Sunday, September 20, 2020

Catherine Wagner, Of Course



Poverty, when defined by income.

Creates only one solution:
working for someone else. So

change the form of the for
for animals and problem-solving

plants. I have borrowed
for the inside of my life

the inside-out of
enslaved people and workers

who made the seen.
What are you going to do without your

underclass, where you going
to go, what are you

going to
do without your

woman.
If a nail is unison

entering into unison is violent.
Thus will I cheat

the rich out of my life.

I’m always very excited to see new work from Cincinnati poet Catherine Wagner, which now includes the poetry collection Of Course (Hudson NY: FENCE Books, 2020). The author of Miss America (Fence Books, 2001), Macular Hole (Fence Books, 2004), My New Job (Fence Books, 2009) and Nervous Device (San Francisco CA: City Lights Publishers, 2012), hers is a lyric that can turn on a dime, from sound-driven description to the long pause, from meditation to anxiety to bursts of exposition, from the shaky precision of memory to the precise action of a single word. “The moon has a head but no body,” she writes, to open “The moon has a body,” “So why assume [she] / Is cold why not / Assume drunk / ‘Legless’ / She can keep up pretty good though / With my car in the rural night / Fantasy in which / I am a passenger [.]” Wagner’s work is rife with serious play regarding narrative and expectation, flailing and precise measure, such as in the poem “My Hair Is Getting a Free Blow Dry in the Win,” that includes: “When I dictate   data flies up to satellite // and is instantly returned bioprocess inappropriate / to the size of my body // or making nonsense of the idea that anything is / appropriate or inappropriate to the size of my body // it feels good to have the / satellite bounce words   by a process [.]”

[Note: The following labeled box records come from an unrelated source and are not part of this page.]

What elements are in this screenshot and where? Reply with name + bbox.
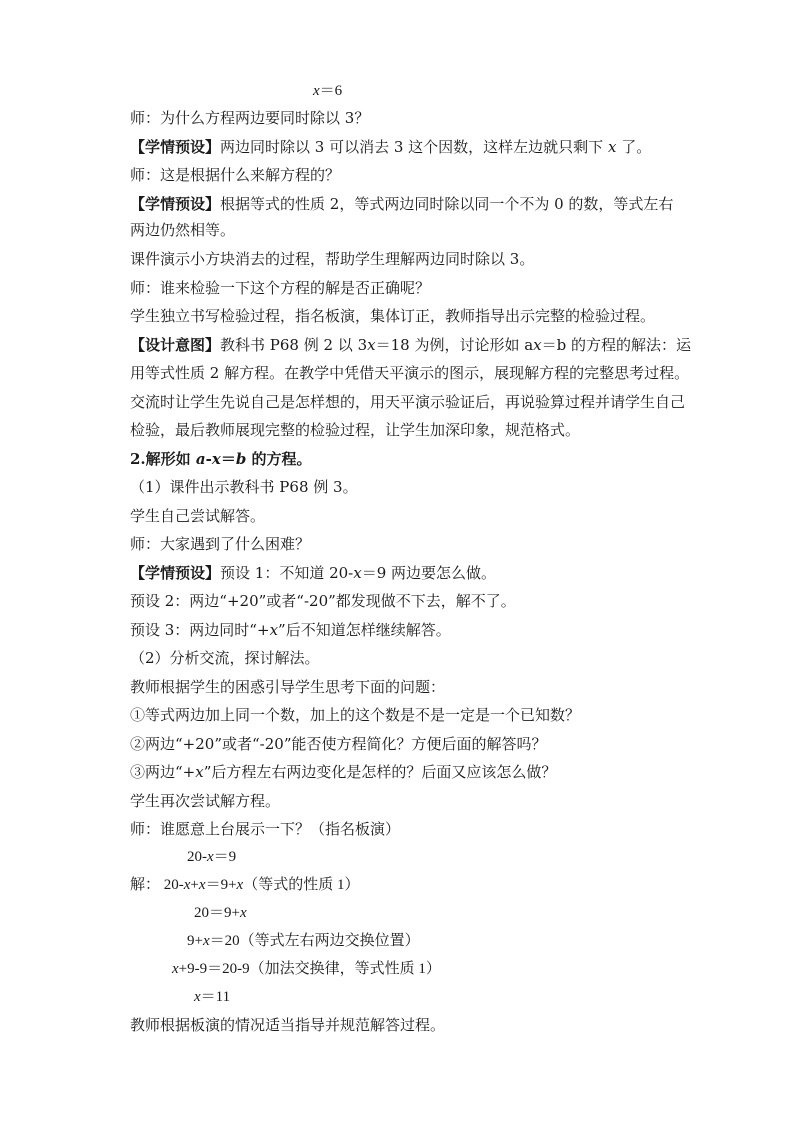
teacher-question-basis	[130, 165, 340, 185]
teacher-final-guidance-seg-0: 教师根据板演的情况适当指导并规范解答过程。	[130, 1016, 446, 1034]
prediction-1-seg-3: ＝9 两边要怎么做。	[361, 564, 497, 582]
equation-line-2-seg-2: +	[190, 877, 199, 893]
equation-line-2-seg-3: x	[198, 877, 206, 893]
teacher-question-difficulty	[130, 534, 310, 554]
teacher-invite-board	[130, 819, 400, 839]
section-heading-a-minus-x-seg-1: a	[195, 450, 206, 468]
equation-line-4-seg-0: 9+	[187, 933, 203, 949]
question-3-seg-2: ”后方程左右两边变化是怎样的？后面又应该怎么做？	[203, 763, 557, 781]
design-intent-line-4	[130, 420, 580, 440]
equation-line-2-seg-4: ＝9+	[205, 877, 237, 893]
equation-line-2-seg-0: 解： 20-	[130, 877, 184, 893]
equation-line-2-seg-6: （等式的性质 1）	[243, 877, 360, 893]
question-3	[130, 762, 556, 782]
design-intent-line-2-seg-0: 用等式性质 2 解方程。在教学中凭借天平演示的图示，展现解方程的完整思考过程。	[130, 364, 690, 382]
teacher-question-basis-seg-0: 师：这是根据什么来解方程的？	[130, 166, 341, 184]
student-check-process	[130, 306, 655, 326]
step-1-courseware	[130, 477, 358, 497]
equation-result-x-6-seg-0: x	[313, 83, 320, 99]
equation-line-2	[130, 875, 359, 895]
teacher-final-guidance	[130, 1015, 445, 1035]
prediction-2	[130, 591, 516, 611]
student-attempt	[130, 506, 265, 526]
equation-line-1-seg-2: ＝9	[213, 849, 237, 865]
design-intent-line-1-seg-4: x	[533, 336, 542, 354]
question-1-seg-0: ①等式两边加上同一个数，加上的这个数是不是一定是一个已知数？	[130, 706, 581, 724]
equation-line-3	[194, 903, 247, 923]
question-1	[130, 705, 580, 725]
section-heading-a-minus-x	[130, 449, 312, 469]
student-prediction-cancel-factor-seg-2: x	[607, 138, 617, 156]
equation-line-3-seg-1: x	[239, 905, 247, 921]
design-intent-line-4-seg-0: 检验，最后教师展现完整的检验过程，让学生加深印象，规范格式。	[130, 421, 581, 439]
equation-line-6-seg-0: x	[194, 989, 201, 1005]
question-3-seg-1: x	[195, 763, 204, 781]
teacher-question-divide-by-3	[130, 108, 369, 128]
design-intent-line-1-seg-2: x	[367, 336, 376, 354]
student-retry-seg-0: 学生再次尝试解方程。	[130, 792, 281, 810]
equation-line-4	[187, 931, 420, 951]
student-prediction-property-2-seg-1: 根据等式的性质 2，等式两边同时除以同一个不为 0 的数，等式左右	[220, 195, 674, 213]
teacher-question-difficulty-seg-0: 师：大家遇到了什么困难？	[130, 535, 311, 553]
equation-line-5	[172, 959, 441, 979]
prediction-3-seg-1: x	[269, 621, 279, 639]
prediction-3-seg-2: ”后不知道怎样继续解答。	[278, 621, 451, 639]
prediction-3	[130, 620, 451, 640]
prediction-1-seg-1: 预设 1：不知道 20-	[220, 564, 354, 582]
prediction-2-seg-0: 预设 2：两边“+20”或者“-20”都发现做不下去，解不了。	[130, 592, 516, 610]
equation-line-2-seg-5: x	[236, 877, 244, 893]
teacher-question-divide-by-3-seg-0: 师：为什么方程两边要同时除以 3？	[130, 109, 370, 127]
teacher-guidance-intro-seg-0: 教师根据学生的困惑引导学生思考下面的问题：	[130, 678, 446, 696]
section-heading-a-minus-x-seg-0: 2.解形如	[130, 450, 196, 468]
design-intent-line-1-seg-1: 教科书 P68 例 2 以 3	[220, 336, 368, 354]
student-prediction-property-2-seg-0: 【学情预设】	[130, 195, 221, 213]
teacher-question-check	[130, 278, 430, 298]
teacher-question-check-seg-0: 师：谁来检验一下这个方程的解是否正确呢？	[130, 279, 431, 297]
student-attempt-seg-0: 学生自己尝试解答。	[130, 507, 266, 525]
student-prediction-cancel-factor	[130, 137, 651, 157]
section-heading-a-minus-x-seg-2: -	[205, 450, 212, 468]
student-prediction-cancel-factor-seg-3: 了。	[616, 138, 652, 156]
step-2-analysis-seg-0: （2）分析交流，探讨解法。	[130, 649, 320, 667]
equation-line-1-seg-1: x	[207, 849, 214, 865]
step-2-analysis	[130, 648, 320, 668]
equation-line-5-seg-0: x	[172, 961, 179, 977]
student-prediction-cancel-factor-seg-1: 两边同时除以 3 可以消去 3 这个因数，这样左边就只剩下	[220, 138, 608, 156]
question-2-seg-0: ②两边“+20”或者“-20”能否使方程简化？方便后面的解答吗？	[130, 735, 547, 753]
courseware-demo-note	[130, 249, 534, 269]
student-prediction-property-2	[130, 194, 673, 214]
prediction-1	[130, 563, 496, 583]
equation-line-4-seg-1: x	[202, 933, 210, 949]
student-retry	[130, 791, 280, 811]
paragraph-continuation	[130, 220, 235, 240]
equation-line-6-seg-1: ＝11	[200, 989, 231, 1005]
design-intent-line-3	[130, 392, 685, 412]
courseware-demo-note-seg-0: 课件演示小方块消去的过程，帮助学生理解两边同时除以 3。	[130, 250, 535, 268]
equation-line-5-seg-1: +9-9＝20-9（加法交换律，等式性质 1）	[178, 961, 441, 977]
design-intent-line-1-seg-5: ＝b 的方程的解法：运	[541, 336, 692, 354]
equation-line-3-seg-0: 20＝9+	[194, 905, 240, 921]
equation-line-1	[187, 847, 236, 867]
equation-result-x-6-seg-1: ＝6	[319, 83, 343, 99]
prediction-3-seg-0: 预设 3：两边同时“+	[130, 621, 270, 639]
section-heading-a-minus-x-seg-5: b	[235, 450, 247, 468]
design-intent-line-1	[130, 335, 691, 355]
design-intent-line-2	[130, 363, 689, 383]
prediction-1-seg-2: x	[353, 564, 362, 582]
design-intent-line-3-seg-0: 交流时让学生先说自己是怎样想的，用天平演示验证后，再说验算过程并请学生自己	[130, 393, 686, 411]
teacher-guidance-intro	[130, 677, 445, 697]
student-check-process-seg-0: 学生独立书写检验过程，指名板演，集体订正，教师指导出示完整的检验过程。	[130, 307, 656, 325]
student-prediction-cancel-factor-seg-0: 【学情预设】	[130, 138, 221, 156]
step-1-courseware-seg-0: （1）课件出示教科书 P68 例 3。	[130, 478, 358, 496]
section-heading-a-minus-x-seg-4: ＝	[220, 450, 236, 468]
equation-line-1-seg-0: 20-	[187, 849, 207, 865]
design-intent-line-1-seg-0: 【设计意图】	[130, 336, 221, 354]
paragraph-continuation-seg-0: 两边仍然相等。	[130, 221, 236, 239]
equation-line-2-seg-1: x	[183, 877, 191, 893]
question-2	[130, 734, 547, 754]
section-heading-a-minus-x-seg-3: x	[211, 450, 221, 468]
equation-result-x-6	[313, 81, 342, 101]
teacher-invite-board-seg-0: 师：谁愿意上台展示一下？（指名板演）	[130, 820, 401, 838]
section-heading-a-minus-x-seg-6: 的方程。	[246, 450, 312, 468]
equation-line-4-seg-2: ＝20（等式左右两边交换位置）	[209, 933, 420, 949]
question-3-seg-0: ③两边“+	[130, 763, 196, 781]
prediction-1-seg-0: 【学情预设】	[130, 564, 221, 582]
equation-line-6	[194, 987, 230, 1007]
design-intent-line-1-seg-3: ＝18 为例，讨论形如 a	[375, 336, 534, 354]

Of Course appears to be a book of poems around the complexities of the body, from depictions of the body to considerations of the body; from the body of a golf course to the reproductive possibilities of jellyfish, from the intimate, human body to those protections and offerings our physical and emotional selves require: sexy and passionate, flawed and vulnerable. “Signs of aging on my human body / are live gifs of the Age.” she writes, as part of the sequence “Impersonal lubricant,” a poem that writes, further on:

Live jellies have no brains,
float blindly

but they can fall asleep, can shed
nerve toxins to defend the colony

and triggered by light
at dawn or dusk

their see-thru pump-domes
simulcast eggs and sperm

into tolerant solution.
Sexual jellies. Some jellyfish

invisible by day
do phosphoresce in darkness.

They could [be] hurt [you]
if you mined them

for the phosphorus
that burns the skin in war.

In a recent piece for LitHub, “On Exploiting the Labor of a Dear Friend, Who is Also a Poet,” Wagner’s friend Rebecca Wolff (the editor/publisher of FENCE Books) offers her own take on Wagner’s work, including this new collection:

In one long poem the city has sex with everything, as in an old Playboy letter producing an exhausted, grateful polis. In one poem Wagner likens herself to the Amazon River after a rain storm, “Piranhas climb up your pee stream / when you pee into it.” This is not the flaccid 90s move of indeterminate lyric self-definition, for Wagner is in relation and recognizing the relations of power, material conditions, and bodies within. She also recognizes language traditions, and subverts them too, not in received subversion but in a specific bodied formal vocabulary of presence in minutia, her close reading of the labor of reading the garden, reading and writing the leaving of the garden to trespass on the golf course, for example.